這一日的日曬三桿之時,村莊內欣榮熱鬧,通往城中的那條路上,來了一輛普通的馬車,馬蹄噠噠跑過,揚起灰塵。馬車跑過許多家戶,最後在村中一人多的空地停了下來,有些看熱鬧的村民走近觀看,以為是哪家人回來探親。馬車停穩,不多時,便從馬車中先後下來兩名男子,一人穿白色棉布衣衫,身姿修長挺拔,容貌雖平凡,姿態卻溫和儒雅。另一人要顯得清冷瘦削些,不過清冷中自有一股如玉般的氣質,雖容貌普通卻又令人心馳。那兩人先後下了馬車,白衣男子從馬車中拿出一些東西,竟是掛起了行醫的幡子!圍觀村民這才明白過來,這兩人竟是走訪的游醫!

人們一想起游醫,總是想到穿著粗布衣裳,腳上一雙草鞋,看起來有些邋遢,賣著一些自己山中踩來的草藥,手裏總握有幾個偏方,治療一部分病癥有奇效,醫術也並非個個都很精湛,參差不齊。游醫總是令那些正正經經開著醫館的大夫所不屑的,一些家境殷實的人家也不願請這些人治病,除非是家中有人病入膏肓又遍請名醫不治,有些人才會死馬當活馬醫試試,禍福難料。要麽就是一些貧苦家裏,沒有錢請得起大夫,有游醫經過,商量著以物換物求得治病之法。

種種緣由,游醫都是些沒什麽錢財之人,行走四方大都考那雙腿,走的也多是一些窮苦地方。這江林村雖殷實卻也並非見過游醫蹤影,不過也因家境良好,有病自然找那醫館的大夫,這游醫多半是不予理會的。但江林村村民卻從未有人見過,游醫竟是有人趕著馬車來的。這馬車雖然普通,兩匹馬也並非什麽神駒,卻也不是普通的游醫便能負擔得起的。還有那兩人身上的衣物,雖算不上上等衣料,卻也是平平整整,幹幹凈凈,更勿論兩人舉手投足的氣韻,都與鄉野游醫有大大的不同!

村民們正疑慮之際,便聽那白衣男子站在馬車邊,禮儀周到的行了個禮,溫和說道:“在下姓展名墨,這位是我師弟林溪,我二人隨師父學醫多年,學醫之初便立誓懸壺濟世,如今小有所成,師父便要我們四處游歷一番,行仁醫之德。”

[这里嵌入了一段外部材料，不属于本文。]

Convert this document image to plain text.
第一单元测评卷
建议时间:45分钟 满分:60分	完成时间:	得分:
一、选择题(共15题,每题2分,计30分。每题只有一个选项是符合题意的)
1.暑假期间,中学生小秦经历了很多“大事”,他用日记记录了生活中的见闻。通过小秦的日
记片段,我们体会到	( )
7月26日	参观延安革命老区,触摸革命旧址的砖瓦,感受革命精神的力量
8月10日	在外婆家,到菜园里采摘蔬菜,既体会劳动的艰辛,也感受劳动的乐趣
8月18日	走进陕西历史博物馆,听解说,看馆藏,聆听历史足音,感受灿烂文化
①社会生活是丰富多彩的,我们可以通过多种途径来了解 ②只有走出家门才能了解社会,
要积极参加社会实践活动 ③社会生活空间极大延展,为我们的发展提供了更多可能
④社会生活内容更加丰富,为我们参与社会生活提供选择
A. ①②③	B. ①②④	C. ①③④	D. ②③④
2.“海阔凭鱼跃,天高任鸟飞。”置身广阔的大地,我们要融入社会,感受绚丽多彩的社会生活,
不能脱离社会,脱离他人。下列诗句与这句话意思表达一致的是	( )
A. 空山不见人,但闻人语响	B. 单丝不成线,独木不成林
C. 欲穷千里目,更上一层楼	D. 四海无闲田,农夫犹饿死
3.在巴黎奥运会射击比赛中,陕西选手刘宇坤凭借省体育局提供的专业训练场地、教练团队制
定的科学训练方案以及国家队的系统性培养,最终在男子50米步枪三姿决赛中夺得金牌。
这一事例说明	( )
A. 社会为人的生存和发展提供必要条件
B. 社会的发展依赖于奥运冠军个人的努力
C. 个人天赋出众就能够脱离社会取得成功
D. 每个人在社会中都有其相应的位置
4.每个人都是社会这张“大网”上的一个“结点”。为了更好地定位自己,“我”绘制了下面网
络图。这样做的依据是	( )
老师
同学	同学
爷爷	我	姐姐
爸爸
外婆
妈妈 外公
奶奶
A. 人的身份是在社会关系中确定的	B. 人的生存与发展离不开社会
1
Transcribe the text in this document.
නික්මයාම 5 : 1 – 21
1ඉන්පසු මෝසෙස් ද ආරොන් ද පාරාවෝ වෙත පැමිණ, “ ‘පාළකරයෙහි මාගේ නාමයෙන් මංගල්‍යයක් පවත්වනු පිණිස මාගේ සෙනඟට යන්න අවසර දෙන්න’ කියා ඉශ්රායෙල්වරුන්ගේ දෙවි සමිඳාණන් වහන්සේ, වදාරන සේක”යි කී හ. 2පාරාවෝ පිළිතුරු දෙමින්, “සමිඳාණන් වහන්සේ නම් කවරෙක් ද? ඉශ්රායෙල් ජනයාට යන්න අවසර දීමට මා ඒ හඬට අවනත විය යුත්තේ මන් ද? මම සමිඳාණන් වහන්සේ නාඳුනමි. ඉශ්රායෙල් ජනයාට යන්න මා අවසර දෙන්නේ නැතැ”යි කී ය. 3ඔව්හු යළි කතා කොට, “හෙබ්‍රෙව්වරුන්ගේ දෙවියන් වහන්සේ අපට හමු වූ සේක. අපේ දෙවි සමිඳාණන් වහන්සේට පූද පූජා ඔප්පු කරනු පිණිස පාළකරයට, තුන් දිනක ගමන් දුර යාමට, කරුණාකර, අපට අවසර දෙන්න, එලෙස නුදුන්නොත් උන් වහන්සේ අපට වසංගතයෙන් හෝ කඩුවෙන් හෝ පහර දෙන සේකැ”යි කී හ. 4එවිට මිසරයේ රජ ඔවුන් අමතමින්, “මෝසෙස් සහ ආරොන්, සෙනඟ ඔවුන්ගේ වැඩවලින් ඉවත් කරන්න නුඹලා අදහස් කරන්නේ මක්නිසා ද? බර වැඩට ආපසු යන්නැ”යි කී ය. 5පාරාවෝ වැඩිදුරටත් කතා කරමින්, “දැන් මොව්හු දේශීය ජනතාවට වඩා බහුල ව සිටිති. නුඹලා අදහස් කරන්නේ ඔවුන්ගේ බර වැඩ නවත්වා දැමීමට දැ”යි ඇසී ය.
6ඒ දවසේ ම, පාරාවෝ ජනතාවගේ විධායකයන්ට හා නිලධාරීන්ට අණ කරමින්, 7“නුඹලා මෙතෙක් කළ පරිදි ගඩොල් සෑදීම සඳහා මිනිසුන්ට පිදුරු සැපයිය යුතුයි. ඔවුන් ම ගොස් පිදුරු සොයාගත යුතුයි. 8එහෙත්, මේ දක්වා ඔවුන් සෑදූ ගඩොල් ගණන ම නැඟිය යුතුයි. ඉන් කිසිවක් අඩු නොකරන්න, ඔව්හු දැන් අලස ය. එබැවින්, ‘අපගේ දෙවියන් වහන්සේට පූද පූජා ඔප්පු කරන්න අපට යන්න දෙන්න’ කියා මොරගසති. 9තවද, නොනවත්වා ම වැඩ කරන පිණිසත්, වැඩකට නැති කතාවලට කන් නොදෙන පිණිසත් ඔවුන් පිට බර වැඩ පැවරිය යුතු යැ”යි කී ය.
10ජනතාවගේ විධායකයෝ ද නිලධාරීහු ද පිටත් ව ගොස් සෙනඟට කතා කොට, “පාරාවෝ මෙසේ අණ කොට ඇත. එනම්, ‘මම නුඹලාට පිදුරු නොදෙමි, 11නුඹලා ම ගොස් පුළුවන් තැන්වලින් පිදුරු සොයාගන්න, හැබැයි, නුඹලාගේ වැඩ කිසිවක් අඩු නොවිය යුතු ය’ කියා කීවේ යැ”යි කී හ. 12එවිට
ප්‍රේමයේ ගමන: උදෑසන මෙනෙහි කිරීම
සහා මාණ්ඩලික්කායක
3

那白衣男子笑容溫和,一席話來也是溫溫和和,與他這身氣質十分匹配,令人心生好感,這對游醫的不屑也消去不少。

心下有了繼續觀望的興趣,便聽那展墨又開了口,“在下醫術還算過得去,若大家有些小的病痛,盡管找在下試試,至於診費方面,還請諸位放心,在下行醫不為錢財,只需給我師兄弟二人幾口飯吃便已足夠。”

展墨說的雖是和善,卻也並非令人立刻便放下心防,圍觀之人多數都是看個熱鬧,哪裏有人就隨便找個醫術不知深淺的人治病的。不過,總有些人抵不過心中好奇,心想反正把把脈也不需花銀子,身上也並無多大不適,來試探試探那展墨也好。

只見一名中年婦人走了出來,臉上還有笑意,圍觀的村民心中憋著笑,似乎早就猜到她會最早出頭,憤憤等著看熱鬧。

那名婦人走上前去,馬車前也未有什麽椅子凳子之類的供人坐下,不過村中常做農活的大姐身上也是一股男子的爽氣,擼起袖子就伸了過去,笑容爽朗和善,笑道:“小夥子,我身上倒沒什麽不爽利的,不過既然來了,便叫你給我把把脈吧!”

白衣展墨笑得溫潤,伸出修長手指,便搭上了婦人的脈上,細細把脈起來,半晌,他放開手,似是有些猶豫,最後本著醫者良心問道:“敢問這位大姐怎麽稱呼,方才說你身子上並無不適可是真的?”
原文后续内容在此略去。